Some crumbs of comfort
By Richard Hunter | 29 Jul, 2008
Buried within the general headlines of the difficulties the market and the economy are facing, there can be some indicators which are only lightly reported since they do not conform to the current pessimistic attitudes.
For example, the FT recently ran a story which noted that the number of hostile bids had risen to nearly 20% of the total, a figure not seen since 1999, on the basis that boards are under particular pressure from shareholders at the moment and a new owner could be seen as the answer. Nonetheless, the very fact that there have been a number of multi-billion dollar approaches in the first place from cash rich companies (Microsoft/yahoo!, InBev/Anheuser-Busch, Roche/Genetech etc) is a positive sign.
Similarly, that the private equity group KKR has chosen this moment to enlarge and switch its listing to New York (from Amsterdam) is a clear sign of confidence – firstly that this could give a greater return to shareholders in the longer term (from its current lower base) and also that those very shareholders could be approached for capital in the future as opposed to relying on bank loans. The issue itself will raise no new capital, but I believe it is clearly a statement of intent.

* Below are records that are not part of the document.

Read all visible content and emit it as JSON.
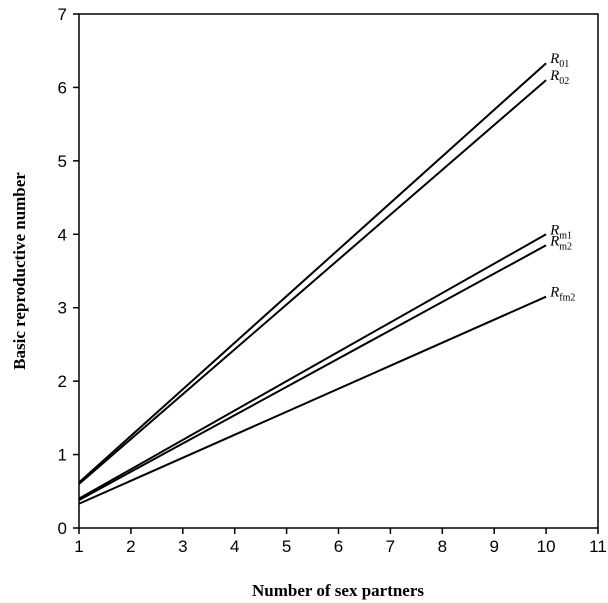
{
  "chart_data": {
    "type": "line",
    "title": "",
    "xlabel": "Number of sex partners",
    "ylabel": "Basic reproductive number",
    "xlim": [
      1,
      11
    ],
    "ylim": [
      0,
      7
    ],
    "xticks": [
      1,
      2,
      3,
      4,
      5,
      6,
      7,
      8,
      9,
      10,
      11
    ],
    "yticks": [
      0,
      1,
      2,
      3,
      4,
      5,
      6,
      7
    ],
    "grid": false,
    "legend": "none",
    "series": [
      {
        "symbol": "R",
        "sub": "01",
        "x": [
          1,
          10
        ],
        "y": [
          0.62,
          6.33
        ]
      },
      {
        "symbol": "R",
        "sub": "02",
        "x": [
          1,
          10
        ],
        "y": [
          0.6,
          6.1
        ]
      },
      {
        "symbol": "R",
        "sub": "m1",
        "x": [
          1,
          10
        ],
        "y": [
          0.4,
          4.0
        ]
      },
      {
        "symbol": "R",
        "sub": "m2",
        "x": [
          1,
          10
        ],
        "y": [
          0.38,
          3.85
        ]
      },
      {
        "symbol": "R",
        "sub": "fm2",
        "x": [
          1,
          10
        ],
        "y": [
          0.33,
          3.15
        ]
      }
    ]
  }
}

There is also an increasing number of voices in the US who are making the point that whilst the sub-prime fallout continues to wash through the system, the number of defaults – in other words, the first step towards foreclosure in the US – rose by under 7% in the second quarter of 2008, as opposed to a spike of nearly 40% in the previous quarter. The argument therefore follows that perhaps the final rush of higher priced defaults are flushing out of the system.

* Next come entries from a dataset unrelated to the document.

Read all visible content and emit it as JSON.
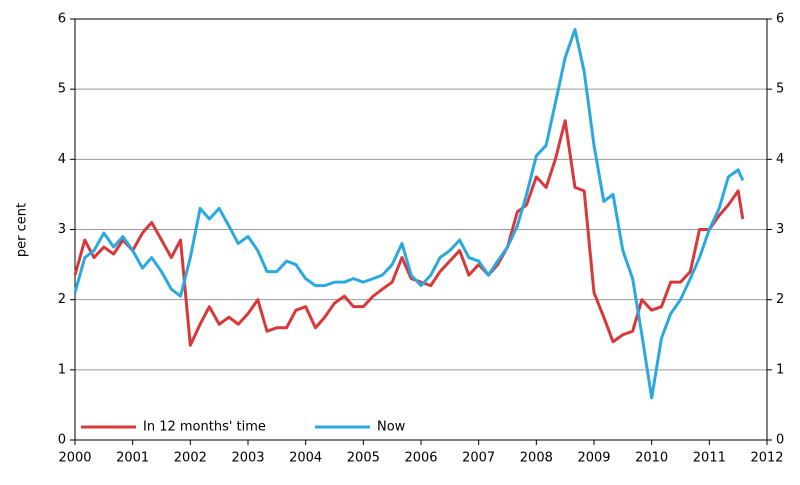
{
  "chart_data": {
    "type": "line",
    "y_label": "per cent",
    "x": [
      2000,
      2000.17,
      2000.33,
      2000.5,
      2000.67,
      2000.83,
      2001,
      2001.17,
      2001.33,
      2001.5,
      2001.67,
      2001.83,
      2002,
      2002.17,
      2002.33,
      2002.5,
      2002.67,
      2002.83,
      2003,
      2003.17,
      2003.33,
      2003.5,
      2003.67,
      2003.83,
      2004,
      2004.17,
      2004.33,
      2004.5,
      2004.67,
      2004.83,
      2005,
      2005.17,
      2005.33,
      2005.5,
      2005.67,
      2005.83,
      2006,
      2006.17,
      2006.33,
      2006.5,
      2006.67,
      2006.83,
      2007,
      2007.17,
      2007.33,
      2007.5,
      2007.67,
      2007.83,
      2008,
      2008.17,
      2008.33,
      2008.5,
      2008.67,
      2008.83,
      2009,
      2009.17,
      2009.33,
      2009.5,
      2009.67,
      2009.83,
      2010,
      2010.17,
      2010.33,
      2010.5,
      2010.67,
      2010.83,
      2011,
      2011.17,
      2011.33,
      2011.5,
      2011.58
    ],
    "series": [
      {
        "name": "In 12 months' time",
        "color": "#d9383a",
        "values": [
          2.35,
          2.85,
          2.6,
          2.75,
          2.65,
          2.85,
          2.7,
          2.95,
          3.1,
          2.85,
          2.6,
          2.85,
          1.35,
          1.65,
          1.9,
          1.65,
          1.75,
          1.65,
          1.8,
          2.0,
          1.55,
          1.6,
          1.6,
          1.85,
          1.9,
          1.6,
          1.75,
          1.95,
          2.05,
          1.9,
          1.9,
          2.05,
          2.15,
          2.25,
          2.6,
          2.3,
          2.25,
          2.2,
          2.4,
          2.55,
          2.7,
          2.35,
          2.5,
          2.35,
          2.5,
          2.75,
          3.25,
          3.35,
          3.75,
          3.6,
          4.0,
          4.55,
          3.6,
          3.55,
          2.1,
          1.75,
          1.4,
          1.5,
          1.55,
          2.0,
          1.85,
          1.9,
          2.25,
          2.25,
          2.4,
          3.0,
          3.0,
          3.2,
          3.35,
          3.55,
          3.15
        ]
      },
      {
        "name": "Now",
        "color": "#2aa9e0",
        "values": [
          2.1,
          2.6,
          2.7,
          2.95,
          2.75,
          2.9,
          2.7,
          2.45,
          2.6,
          2.4,
          2.15,
          2.05,
          2.6,
          3.3,
          3.15,
          3.3,
          3.05,
          2.8,
          2.9,
          2.7,
          2.4,
          2.4,
          2.55,
          2.5,
          2.3,
          2.2,
          2.2,
          2.25,
          2.25,
          2.3,
          2.25,
          2.3,
          2.35,
          2.5,
          2.8,
          2.35,
          2.2,
          2.35,
          2.6,
          2.7,
          2.85,
          2.6,
          2.55,
          2.35,
          2.55,
          2.75,
          3.05,
          3.5,
          4.05,
          4.2,
          4.8,
          5.45,
          5.85,
          5.25,
          4.2,
          3.4,
          3.5,
          2.7,
          2.3,
          1.5,
          0.6,
          1.45,
          1.8,
          2.0,
          2.3,
          2.6,
          3.0,
          3.3,
          3.75,
          3.85,
          3.7
        ]
      }
    ],
    "xlim": [
      2000,
      2012
    ],
    "xticks": [
      2000,
      2001,
      2002,
      2003,
      2004,
      2005,
      2006,
      2007,
      2008,
      2009,
      2010,
      2011,
      2012
    ],
    "ylim": [
      0,
      6
    ],
    "yticks": [
      0,
      1,
      2,
      3,
      4,
      5,
      6
    ],
    "grid": true,
    "legend": "lower left"
  }
}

There is even what must be the first piece of positive research on the UK housing market, recently released by the National Housing Federation. They do indeed forecast an average 4.4% drop in house prices – and 2.1% in 2009 – but maintain that in the overall five year period leading up to 2013, prices will rise by 25% as the housing momentum story starts again. They argue that there will be the requirement for more houses than ever, through a combination of increased life expectancy, higher divorce rates, and single homeowners delaying getting married. It is a brave call – but at the current time it is also trying to look through what will undoubtedly be a difficult time in the short term.
In themselves, these examples are not strong enough to signal a turnaround – individually or collectively – but as news flow they nonetheless need to be considered in the round in order for the investor to arrive at a balanced view.
It is unlikely that we are there yet, but nobody rings a bell at the bottom.